Westpac’s chief economist has reaffirmed the bank’s forecast that Australia’s central bank will raise the cash rate by 25 basis points at its May meeting, as inflation data continue to flash warning signs in the wake of the Middle East conflict.
Luci Ellis, chief economist of Westpac Group, published the bank’s assessment on Wednesday, stating the Reserve Bank of Australia’s (RBA) Monetary Policy Board (MPB) was on course to lift the cash rate from 4.10% to 4.35%.
Ellis wrote that inflation had already been running higher than the MPB was comfortable with before the Middle East conflict began, prompting rate rises in both February and March. She noted that the supply shock was compounding existing pressures, with the pass-through to non-fuel prices – including building products and food – already under way.
“Pass-through to other (non-fuel) prices is clearly starting, touching everything from building products to takeaway food,” Ellis wrote.
She also flagged that the RBA’s preferred quarterly trimmed mean measure remained at 0.8% for the quarter – still too elevated for policymakers to overlook, despite coming in slightly below Westpac’s pre-release estimate.
A separate Westpac Economics bulletin published on April 10, authored by senior economist Justin Smirk, painted a broader and more persistent inflationary backdrop, driven largely by the Iran conflict, which Smirk described as the largest energy shock since the oil crises of the 1970s and 1980s.

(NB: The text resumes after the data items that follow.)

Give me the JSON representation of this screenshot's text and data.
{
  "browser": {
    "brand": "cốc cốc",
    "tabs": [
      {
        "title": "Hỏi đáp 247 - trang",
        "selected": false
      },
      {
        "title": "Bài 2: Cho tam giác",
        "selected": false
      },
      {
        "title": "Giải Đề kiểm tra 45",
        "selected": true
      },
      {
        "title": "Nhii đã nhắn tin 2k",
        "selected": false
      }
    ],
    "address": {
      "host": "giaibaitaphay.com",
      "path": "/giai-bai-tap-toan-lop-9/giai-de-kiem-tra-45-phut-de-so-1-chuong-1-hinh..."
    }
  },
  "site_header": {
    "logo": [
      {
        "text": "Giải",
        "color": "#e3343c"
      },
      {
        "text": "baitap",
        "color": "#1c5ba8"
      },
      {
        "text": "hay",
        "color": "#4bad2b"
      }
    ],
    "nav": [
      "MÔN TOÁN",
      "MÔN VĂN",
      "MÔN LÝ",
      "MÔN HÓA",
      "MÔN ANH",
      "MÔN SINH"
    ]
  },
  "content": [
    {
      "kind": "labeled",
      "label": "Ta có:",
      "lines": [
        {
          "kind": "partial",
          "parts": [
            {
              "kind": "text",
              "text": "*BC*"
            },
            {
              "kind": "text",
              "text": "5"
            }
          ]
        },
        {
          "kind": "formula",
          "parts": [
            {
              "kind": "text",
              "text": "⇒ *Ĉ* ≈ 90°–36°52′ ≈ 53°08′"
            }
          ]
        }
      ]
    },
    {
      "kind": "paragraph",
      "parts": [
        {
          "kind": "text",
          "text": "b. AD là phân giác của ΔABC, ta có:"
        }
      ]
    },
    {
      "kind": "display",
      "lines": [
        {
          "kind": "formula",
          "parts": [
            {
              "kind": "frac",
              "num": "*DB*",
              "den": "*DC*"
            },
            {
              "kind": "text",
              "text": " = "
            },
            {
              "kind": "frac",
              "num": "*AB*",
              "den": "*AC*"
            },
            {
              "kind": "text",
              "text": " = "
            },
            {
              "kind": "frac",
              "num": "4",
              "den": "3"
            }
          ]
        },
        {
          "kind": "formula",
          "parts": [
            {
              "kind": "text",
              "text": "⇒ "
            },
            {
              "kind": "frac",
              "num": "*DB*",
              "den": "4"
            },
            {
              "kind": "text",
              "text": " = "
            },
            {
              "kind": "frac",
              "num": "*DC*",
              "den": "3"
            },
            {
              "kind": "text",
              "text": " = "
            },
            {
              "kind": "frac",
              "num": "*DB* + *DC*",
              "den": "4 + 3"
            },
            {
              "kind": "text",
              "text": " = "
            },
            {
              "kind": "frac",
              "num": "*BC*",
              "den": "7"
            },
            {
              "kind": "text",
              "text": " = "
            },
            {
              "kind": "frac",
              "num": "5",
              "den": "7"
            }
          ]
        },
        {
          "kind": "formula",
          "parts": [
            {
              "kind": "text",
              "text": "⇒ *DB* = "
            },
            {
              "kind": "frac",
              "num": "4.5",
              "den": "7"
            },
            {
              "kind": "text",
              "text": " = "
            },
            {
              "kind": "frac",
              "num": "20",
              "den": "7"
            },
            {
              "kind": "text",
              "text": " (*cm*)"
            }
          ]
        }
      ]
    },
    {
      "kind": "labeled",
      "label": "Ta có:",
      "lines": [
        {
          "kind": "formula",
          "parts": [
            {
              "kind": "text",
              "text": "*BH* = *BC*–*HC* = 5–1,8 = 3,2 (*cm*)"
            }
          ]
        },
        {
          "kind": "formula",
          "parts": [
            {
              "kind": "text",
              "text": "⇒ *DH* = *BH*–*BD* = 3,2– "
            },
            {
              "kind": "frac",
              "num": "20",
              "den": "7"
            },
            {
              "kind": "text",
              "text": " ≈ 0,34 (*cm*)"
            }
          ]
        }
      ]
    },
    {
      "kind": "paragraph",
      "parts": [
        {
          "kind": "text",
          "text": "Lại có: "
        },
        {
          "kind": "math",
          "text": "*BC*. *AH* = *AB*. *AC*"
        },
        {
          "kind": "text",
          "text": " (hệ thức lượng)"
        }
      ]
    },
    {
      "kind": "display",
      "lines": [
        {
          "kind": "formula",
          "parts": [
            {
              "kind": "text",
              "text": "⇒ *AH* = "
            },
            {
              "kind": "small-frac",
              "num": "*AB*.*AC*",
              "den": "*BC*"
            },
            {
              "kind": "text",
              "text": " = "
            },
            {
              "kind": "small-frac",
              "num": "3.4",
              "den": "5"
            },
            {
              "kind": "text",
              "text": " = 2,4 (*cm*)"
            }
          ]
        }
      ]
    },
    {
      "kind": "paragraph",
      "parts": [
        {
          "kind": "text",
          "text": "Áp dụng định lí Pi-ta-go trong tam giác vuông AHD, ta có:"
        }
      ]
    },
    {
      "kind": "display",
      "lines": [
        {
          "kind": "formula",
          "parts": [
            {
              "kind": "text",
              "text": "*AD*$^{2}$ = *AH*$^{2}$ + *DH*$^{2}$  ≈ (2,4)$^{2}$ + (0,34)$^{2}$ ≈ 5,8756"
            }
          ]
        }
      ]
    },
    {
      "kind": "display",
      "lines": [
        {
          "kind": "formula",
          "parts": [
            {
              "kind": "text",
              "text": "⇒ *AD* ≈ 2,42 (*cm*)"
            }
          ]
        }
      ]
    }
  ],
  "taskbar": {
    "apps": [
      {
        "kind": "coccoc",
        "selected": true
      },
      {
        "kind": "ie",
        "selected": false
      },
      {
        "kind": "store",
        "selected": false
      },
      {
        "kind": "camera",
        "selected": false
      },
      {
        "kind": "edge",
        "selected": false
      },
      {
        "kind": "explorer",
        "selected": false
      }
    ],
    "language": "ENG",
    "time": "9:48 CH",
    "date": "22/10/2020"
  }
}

Westpac’s modelling projected headline consumer price index (CPI) inflation peaking at 5.4% annually in the June quarter, before easing to 4.6% by year’s end. The monthly CPI measure was forecast to peak near 5.8% annually in May. Core inflation, measured by the quarterly trimmed mean, was projected to peak at around 4% annually in the second half of 2026 and not return to 3% until the end of 2027.
In response to these projections, Westpac expects the RBA to deliver three rate rises – in May, June, and August – bringing the cash rate to a peak of 4.85%. The bank noted, however, that the outlook beyond May carries greater uncertainty, with the possibility of fewer hikes should pass-through to non-fuel prices prove more contained than current data suggest.
The projected tightening cycle marks a dramatic turnaround from the monetary policy environment of 2025. The RBA cut the cash rate by 25 basis points to 3.85% in May 2025, following evidence that inflation was continuing to ease, with annual trimmed mean inflation falling below 3% for the first time since 2021. A further cut in August brought the cash rate to 3.6%, its lowest since April 2023, after headline inflation came in at 2.1% for the June quarter.